Are all cops like those? Again, NO! Emphatically, no.
So, why is it okay for people to stereotype all cops based on a few disreputable ones, but it’s not okay for cops to stereotype black men (or anyone else) based on the disreputable ones? In both cases, their LIVES are on the line. I think for the cops more than the misrepresented.
For what it’s worth, which is probably not much, I HATE this injustice as much as anyone. It hurts my heart.
When I see the hashtag black lives matter (and I’m not tagging it on purpose), I cringe. When you say it is offensive for me to respond with all lives matter, I say it is equally as offensive to say that ONLY black lives matter, which is MY perspective on that hashtag.
Do black lives matter? YES! Emphatically, yes.
Does that negate the fact that ALL lives matter? No.
Black, white, asian, latino, babies, cops, executives, store keepers, criminals. Everyone’s life matters. None of them should die at the hands of another without a trial and due process. (Yes, I believe in the death penalty.)

I feel bad for George Floyd’s family. I feel bad for all the good, upstanding cops out there. I feel bad for all the black men unjustly accused. I feel bad for their families. I pray for them all.

But the hatred has got to stop. LOVE is the only answer.
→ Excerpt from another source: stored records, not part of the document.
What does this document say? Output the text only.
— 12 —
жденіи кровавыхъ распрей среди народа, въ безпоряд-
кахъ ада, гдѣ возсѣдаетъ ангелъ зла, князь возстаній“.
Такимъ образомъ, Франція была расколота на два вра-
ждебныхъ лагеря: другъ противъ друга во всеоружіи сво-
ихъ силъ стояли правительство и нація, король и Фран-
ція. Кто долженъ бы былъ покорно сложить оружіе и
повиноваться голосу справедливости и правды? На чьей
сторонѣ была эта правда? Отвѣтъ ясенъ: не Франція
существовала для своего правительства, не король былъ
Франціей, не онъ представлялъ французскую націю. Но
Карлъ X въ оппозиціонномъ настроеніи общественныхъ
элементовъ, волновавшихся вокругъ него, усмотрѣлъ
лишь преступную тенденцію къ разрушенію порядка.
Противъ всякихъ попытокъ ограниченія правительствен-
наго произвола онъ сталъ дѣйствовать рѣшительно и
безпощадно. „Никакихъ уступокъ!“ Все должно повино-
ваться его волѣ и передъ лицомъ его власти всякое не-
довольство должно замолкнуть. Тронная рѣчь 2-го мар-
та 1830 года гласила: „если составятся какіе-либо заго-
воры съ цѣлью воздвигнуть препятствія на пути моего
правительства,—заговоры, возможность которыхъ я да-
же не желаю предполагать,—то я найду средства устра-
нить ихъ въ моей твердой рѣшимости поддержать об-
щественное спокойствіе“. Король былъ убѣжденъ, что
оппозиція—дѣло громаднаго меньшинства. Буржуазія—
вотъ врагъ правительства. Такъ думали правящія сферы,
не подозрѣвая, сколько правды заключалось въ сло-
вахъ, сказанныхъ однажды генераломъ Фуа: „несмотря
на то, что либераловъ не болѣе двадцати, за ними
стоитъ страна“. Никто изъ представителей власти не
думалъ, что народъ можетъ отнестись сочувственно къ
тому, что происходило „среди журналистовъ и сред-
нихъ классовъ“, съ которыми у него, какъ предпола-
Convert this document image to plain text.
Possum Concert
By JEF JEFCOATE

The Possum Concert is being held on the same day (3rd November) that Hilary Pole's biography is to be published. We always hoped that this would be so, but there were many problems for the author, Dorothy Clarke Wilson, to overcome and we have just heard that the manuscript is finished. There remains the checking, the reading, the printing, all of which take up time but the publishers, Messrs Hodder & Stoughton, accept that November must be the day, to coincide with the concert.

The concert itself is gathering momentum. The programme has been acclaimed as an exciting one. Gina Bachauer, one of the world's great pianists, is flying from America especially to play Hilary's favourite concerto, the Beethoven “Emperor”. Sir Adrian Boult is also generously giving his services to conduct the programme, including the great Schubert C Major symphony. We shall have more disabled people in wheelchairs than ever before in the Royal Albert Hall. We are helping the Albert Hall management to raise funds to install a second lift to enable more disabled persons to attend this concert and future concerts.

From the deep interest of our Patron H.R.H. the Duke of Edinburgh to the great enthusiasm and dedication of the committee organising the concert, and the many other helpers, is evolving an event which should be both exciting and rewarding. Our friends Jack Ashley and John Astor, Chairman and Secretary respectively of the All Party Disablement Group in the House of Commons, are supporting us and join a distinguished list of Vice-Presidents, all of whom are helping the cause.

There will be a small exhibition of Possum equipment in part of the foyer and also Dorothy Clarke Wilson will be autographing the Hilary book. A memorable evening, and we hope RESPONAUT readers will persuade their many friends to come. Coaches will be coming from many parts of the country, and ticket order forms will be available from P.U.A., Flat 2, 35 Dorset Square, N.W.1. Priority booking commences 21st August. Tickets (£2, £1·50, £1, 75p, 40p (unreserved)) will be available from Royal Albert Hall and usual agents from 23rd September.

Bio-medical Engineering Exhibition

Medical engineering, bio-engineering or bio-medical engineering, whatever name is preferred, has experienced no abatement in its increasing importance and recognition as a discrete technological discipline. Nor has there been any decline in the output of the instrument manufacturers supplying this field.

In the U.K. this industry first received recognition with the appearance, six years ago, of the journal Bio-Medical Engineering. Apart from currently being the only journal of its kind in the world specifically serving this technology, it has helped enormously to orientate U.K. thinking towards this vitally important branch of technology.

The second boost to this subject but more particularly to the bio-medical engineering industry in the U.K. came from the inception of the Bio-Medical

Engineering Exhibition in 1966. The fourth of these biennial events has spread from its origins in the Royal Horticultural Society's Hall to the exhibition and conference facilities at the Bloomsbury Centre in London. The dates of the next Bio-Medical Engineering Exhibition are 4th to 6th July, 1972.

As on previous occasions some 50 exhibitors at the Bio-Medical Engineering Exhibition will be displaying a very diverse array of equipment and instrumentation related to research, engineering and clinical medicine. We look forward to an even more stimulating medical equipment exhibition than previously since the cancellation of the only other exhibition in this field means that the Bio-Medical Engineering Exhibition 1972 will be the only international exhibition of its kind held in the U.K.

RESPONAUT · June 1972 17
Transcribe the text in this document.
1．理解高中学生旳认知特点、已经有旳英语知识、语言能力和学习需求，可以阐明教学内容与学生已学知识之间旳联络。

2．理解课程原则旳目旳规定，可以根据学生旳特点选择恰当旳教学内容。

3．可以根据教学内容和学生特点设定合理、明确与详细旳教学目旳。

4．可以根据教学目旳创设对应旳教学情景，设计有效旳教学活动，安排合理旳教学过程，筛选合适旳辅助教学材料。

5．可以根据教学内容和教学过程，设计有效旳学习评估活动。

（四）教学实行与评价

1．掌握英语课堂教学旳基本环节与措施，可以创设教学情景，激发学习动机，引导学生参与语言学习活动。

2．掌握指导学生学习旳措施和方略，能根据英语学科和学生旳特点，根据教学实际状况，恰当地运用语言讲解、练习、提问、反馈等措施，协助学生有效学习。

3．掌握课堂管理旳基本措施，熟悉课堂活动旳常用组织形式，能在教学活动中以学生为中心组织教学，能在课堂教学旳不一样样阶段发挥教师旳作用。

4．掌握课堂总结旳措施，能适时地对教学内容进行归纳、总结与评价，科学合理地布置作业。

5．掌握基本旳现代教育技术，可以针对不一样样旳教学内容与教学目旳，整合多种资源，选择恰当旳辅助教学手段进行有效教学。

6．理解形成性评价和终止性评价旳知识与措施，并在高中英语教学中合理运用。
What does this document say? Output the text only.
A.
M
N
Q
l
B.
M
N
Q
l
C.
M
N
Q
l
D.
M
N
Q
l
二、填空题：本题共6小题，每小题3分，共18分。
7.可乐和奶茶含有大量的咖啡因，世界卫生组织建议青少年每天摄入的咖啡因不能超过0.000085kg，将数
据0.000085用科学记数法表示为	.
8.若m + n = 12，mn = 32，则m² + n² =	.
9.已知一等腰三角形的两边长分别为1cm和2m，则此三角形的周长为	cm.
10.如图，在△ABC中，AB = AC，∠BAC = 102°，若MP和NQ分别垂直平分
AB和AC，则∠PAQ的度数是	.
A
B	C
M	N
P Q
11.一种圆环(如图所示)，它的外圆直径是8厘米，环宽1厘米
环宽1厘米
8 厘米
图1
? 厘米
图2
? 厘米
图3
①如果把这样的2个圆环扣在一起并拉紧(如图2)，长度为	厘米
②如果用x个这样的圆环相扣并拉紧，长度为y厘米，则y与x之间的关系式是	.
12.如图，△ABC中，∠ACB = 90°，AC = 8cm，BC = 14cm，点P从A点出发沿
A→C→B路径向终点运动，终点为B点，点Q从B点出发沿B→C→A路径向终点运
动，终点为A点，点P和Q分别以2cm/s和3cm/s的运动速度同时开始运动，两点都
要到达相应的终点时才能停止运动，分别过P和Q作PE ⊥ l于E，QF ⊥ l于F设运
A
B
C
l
Jesus is the only answer.

I’m going to end with a story. A true story.

I was friends with a black woman. Her husband had a Bachelors Degree, but he was working a menial factory job. Why? Not because he couldn’t get a job, but because he didn’t THINK he could get a job. He didn’t even try. I don’t know if he would have succeeded or failed at the career he had a degree in, but I do know that his lack of try resulted in a lot of financial hardships for their family.

He was as a grasshopper in his own eyes. And it hurt my heart to see it.

PS. Because of the controversial nature of this post, I will be moderating comments. I choose to squash hate before it can be let loose, but I welcome your well-thought-out responses. Stay kind. I’m not accusing. I’m not belittling. I’m expressing my perspective.

2 thoughts on “We are all GRASSHOPPERS

  1. Thank you for having the courage to speak up on your experiences and thoughts on this issue. I stand beside you, and we do not stand alone, even though the other voices sound so loud right now. I know you may get backlash from those who choose to twist your words or claim you meant something you did not. Still, we must speak when God puts the message on our hearts, speak reason into a world focused on emotion. Thank you for being authentic.